Outra interpretação, baseada nos “bons objetivos” em detrimento da natureza das medidas sócio-educativas, constitui a falácia que choca flagrantemente com a hermenêutica jurídica e os mais elementares princípios da justiça, da eqüidade, dos fins do direito.

A exegese, para ser adequada aos princípios da Convenção Internacional, não pode prescindir das diretrizes do artigo 6º do Estatuto. Interpretação, finalística, teleológica, sociológica, que não pode ser isolada, tem de ser sistemática.

Tenha-se presente: o ato infracional corresponde a crime ou contravenção penal (art. 103).

A prescrição (garantia só excluída em casos excepcionalíssimos – CF, art. 5º, XLIV) não pode ser recusada aos adolescentes.

O inescondível caráter retributivo das medidas sócio-educativas, a maioria claramente repressiva, obriga o intérprete a se socorrer do Direito Penal no que ele tem de garantias.

Dentro desses pressupostos, ao invocar-se a parte especial (repressiva) da Lei Penal Comum para punir o autor do ato infracional, há que se ter em conta, também, a parte geral, principalmente os seus benefícios, dentre eles a prescrição.

Justiça, eqüidade, antíteses da iniqüidade, da negação do Direito (princípios e diretrizes da correta interpretação) têm de ser levados em conta, principalmente a analogia, aplicável no Direito Penal, sempre que para beneficiar ou excluir a sanção.

Liberdade assistida (vigiada), prestação de serviços à comunidade, semiliberdade e internação, eufemismo definido como medida privativa de liberdade, não podem ser impostos sem limites.

O Estado não pode continuar sem atribuir aos adolescentes um direito universalmente reconhecido a todos, a prescrição, sob a falácia da proteção, do seu bem-estar, da sua educação, como se esses objetivos ilidissem a natureza repressiva, própria de toda medida que limite ou suprima direitos, principalmente a liberdade.

 

4. Conclusão

A nova doutrina da Proteção Integral, preconizando que crianças e adolescentes são sujeitos de direito, afastou completamente os enviesados princípios da antiga “doutrina da situação irregular”, entre eles o subjetivismo e o arbítrio, travestidos da falácia da “proteção”, que não passava de odiosa opressão.

Há que assumir o modelo garantista e responsabilizante do Estatuto e da Convenção.

Palavras e institutos têm de ser interpretados e aplicados com base na ciência e na técnica, sem mistificações, dentro dos princípios da Hermenêutica Jurídica e do Direito.

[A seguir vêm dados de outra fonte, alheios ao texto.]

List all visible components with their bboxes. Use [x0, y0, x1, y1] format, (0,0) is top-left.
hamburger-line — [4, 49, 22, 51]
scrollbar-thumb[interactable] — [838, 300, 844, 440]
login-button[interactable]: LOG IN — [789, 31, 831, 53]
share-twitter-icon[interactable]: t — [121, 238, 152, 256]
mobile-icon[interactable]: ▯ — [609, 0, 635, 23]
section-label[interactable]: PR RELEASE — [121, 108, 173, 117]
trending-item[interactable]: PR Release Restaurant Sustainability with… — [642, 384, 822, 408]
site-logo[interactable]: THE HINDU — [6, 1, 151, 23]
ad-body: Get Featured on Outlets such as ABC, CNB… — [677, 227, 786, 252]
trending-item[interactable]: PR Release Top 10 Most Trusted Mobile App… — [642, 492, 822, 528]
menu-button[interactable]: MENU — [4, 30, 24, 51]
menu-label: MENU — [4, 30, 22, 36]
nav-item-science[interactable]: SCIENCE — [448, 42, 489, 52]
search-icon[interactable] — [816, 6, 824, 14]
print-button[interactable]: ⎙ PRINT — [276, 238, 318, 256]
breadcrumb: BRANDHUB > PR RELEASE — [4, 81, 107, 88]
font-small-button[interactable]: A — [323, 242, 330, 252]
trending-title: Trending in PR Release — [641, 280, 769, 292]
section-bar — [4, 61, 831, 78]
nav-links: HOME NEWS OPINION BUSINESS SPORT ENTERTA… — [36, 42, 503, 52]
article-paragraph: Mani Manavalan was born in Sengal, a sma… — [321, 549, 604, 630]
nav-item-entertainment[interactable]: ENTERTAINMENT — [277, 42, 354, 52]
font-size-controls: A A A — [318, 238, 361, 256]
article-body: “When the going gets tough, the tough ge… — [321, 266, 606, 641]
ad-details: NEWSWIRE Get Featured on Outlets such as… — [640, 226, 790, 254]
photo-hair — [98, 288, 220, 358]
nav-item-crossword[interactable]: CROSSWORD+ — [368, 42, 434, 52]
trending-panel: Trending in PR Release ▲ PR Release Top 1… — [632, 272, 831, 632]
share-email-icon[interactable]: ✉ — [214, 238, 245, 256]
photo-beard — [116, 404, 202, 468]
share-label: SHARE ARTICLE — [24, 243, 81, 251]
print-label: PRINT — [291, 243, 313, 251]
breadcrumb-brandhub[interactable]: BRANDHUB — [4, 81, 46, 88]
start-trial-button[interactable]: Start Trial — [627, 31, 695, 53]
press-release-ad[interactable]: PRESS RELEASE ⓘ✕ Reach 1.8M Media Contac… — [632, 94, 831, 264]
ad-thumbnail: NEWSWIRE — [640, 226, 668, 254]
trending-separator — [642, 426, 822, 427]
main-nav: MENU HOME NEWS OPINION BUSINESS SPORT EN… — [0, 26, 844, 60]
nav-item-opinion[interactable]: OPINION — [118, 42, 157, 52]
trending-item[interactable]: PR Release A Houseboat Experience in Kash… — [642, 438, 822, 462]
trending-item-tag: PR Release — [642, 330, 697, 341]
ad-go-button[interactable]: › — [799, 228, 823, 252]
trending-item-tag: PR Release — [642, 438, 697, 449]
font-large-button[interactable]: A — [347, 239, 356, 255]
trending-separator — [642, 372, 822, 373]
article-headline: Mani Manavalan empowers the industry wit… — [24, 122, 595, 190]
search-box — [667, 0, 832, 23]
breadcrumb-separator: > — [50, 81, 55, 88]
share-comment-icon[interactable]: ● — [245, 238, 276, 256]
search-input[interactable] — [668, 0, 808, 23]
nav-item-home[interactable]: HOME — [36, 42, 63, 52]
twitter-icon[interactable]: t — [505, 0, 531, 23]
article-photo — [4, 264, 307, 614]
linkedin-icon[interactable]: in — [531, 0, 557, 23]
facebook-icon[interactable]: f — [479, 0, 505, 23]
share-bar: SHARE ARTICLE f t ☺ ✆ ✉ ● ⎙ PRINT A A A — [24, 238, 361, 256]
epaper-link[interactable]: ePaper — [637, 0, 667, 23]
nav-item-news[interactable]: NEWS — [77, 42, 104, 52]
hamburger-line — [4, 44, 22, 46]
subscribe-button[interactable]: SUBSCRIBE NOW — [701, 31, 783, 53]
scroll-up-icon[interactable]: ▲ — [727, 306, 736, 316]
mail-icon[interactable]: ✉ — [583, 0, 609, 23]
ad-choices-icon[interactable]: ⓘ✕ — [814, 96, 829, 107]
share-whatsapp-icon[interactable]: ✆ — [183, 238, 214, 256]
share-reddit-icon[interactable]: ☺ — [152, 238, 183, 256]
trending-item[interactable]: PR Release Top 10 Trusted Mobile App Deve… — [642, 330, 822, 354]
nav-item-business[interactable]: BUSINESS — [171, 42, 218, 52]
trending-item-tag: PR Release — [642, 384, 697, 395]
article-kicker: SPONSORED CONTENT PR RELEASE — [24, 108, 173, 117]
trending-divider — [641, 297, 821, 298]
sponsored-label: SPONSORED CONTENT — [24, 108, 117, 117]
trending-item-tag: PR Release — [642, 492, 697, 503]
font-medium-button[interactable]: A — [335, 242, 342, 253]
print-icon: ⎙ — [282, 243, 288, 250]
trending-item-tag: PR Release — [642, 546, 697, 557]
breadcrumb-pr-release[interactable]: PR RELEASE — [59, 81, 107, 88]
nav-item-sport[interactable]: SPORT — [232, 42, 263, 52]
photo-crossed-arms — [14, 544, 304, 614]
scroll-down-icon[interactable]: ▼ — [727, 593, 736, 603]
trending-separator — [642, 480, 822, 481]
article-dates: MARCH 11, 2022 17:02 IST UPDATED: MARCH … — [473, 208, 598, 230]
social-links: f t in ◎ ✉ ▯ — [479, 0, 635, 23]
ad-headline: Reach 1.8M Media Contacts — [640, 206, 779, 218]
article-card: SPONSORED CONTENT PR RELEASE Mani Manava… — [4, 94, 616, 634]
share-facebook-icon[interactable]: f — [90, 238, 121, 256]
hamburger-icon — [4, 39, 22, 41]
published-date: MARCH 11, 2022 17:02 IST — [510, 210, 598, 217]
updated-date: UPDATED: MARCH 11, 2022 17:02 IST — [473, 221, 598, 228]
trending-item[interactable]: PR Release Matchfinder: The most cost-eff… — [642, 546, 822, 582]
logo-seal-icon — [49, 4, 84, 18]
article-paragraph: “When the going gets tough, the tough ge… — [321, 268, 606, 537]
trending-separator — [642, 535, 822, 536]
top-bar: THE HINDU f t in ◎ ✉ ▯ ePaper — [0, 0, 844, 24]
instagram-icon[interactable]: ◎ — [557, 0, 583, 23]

A delinqüência juvenil é um fenômeno social que exige respostas justas, e estas não podem persistir baseadas em mitos, eufemismos e falácias.

Para o jurista, o que importa, fundamentalmente, não é o objetivo (reeducação), mas a natureza repressiva das medidas sócio-educativas. Sendo claramente restritivas de direitos fundamentais, embora marcadas pela excepcionalidade e brevidade (CF, art. 227, § 2º, V), as medidas sócio-educativas não podem ser impostas sem se submeterem a uma das garantias básicas da pessoa humana, a prescrição.  

   

Notas:

 

[1] MENDÉZ, Emilio García. Revista da Escola Superior da Magistratura do Estado de Santa Catarina – ESMESC. Temas de Direito da Criança e do Adolescente. v. 5, ano 4, 1998, p. 27/28. 

[2] VOLPI, Mário. Apud: SARAIVA, João Batista da Costa. Adolescente e ato infracional: garantias processuais e medidas socioeducativas. Porto Alegre: Livraria do Advogado, 1999, p. 08.

[3] SILVA, De Plácido e. Vocabulário jurídico. v. 4. 11ª ed. Rio de Janeiro: Forense,


Bibliografía

 

MENDÉZ, Emilio García. Revista da Escola Superior da Magistratura do Estado de Santa Catarina – ESMESC. Temas de Direito da Criança e do Adolescente. v. 5, ano 4, 1998, p. 27/28.

 

SILVA, De Plácido e. Vocabulário jurídico. v.4. 11ª ed. Rio de Janeiro: Forense, 1989, p. 105.

 

VOLPI, Mário. Apud: SARAIVA, João Batista da Costa. Adolescente e ato infracional: garantias processuais e medidas socioeducativas. Porto Alegre: Livraria do Advogado, 1999, p. 08.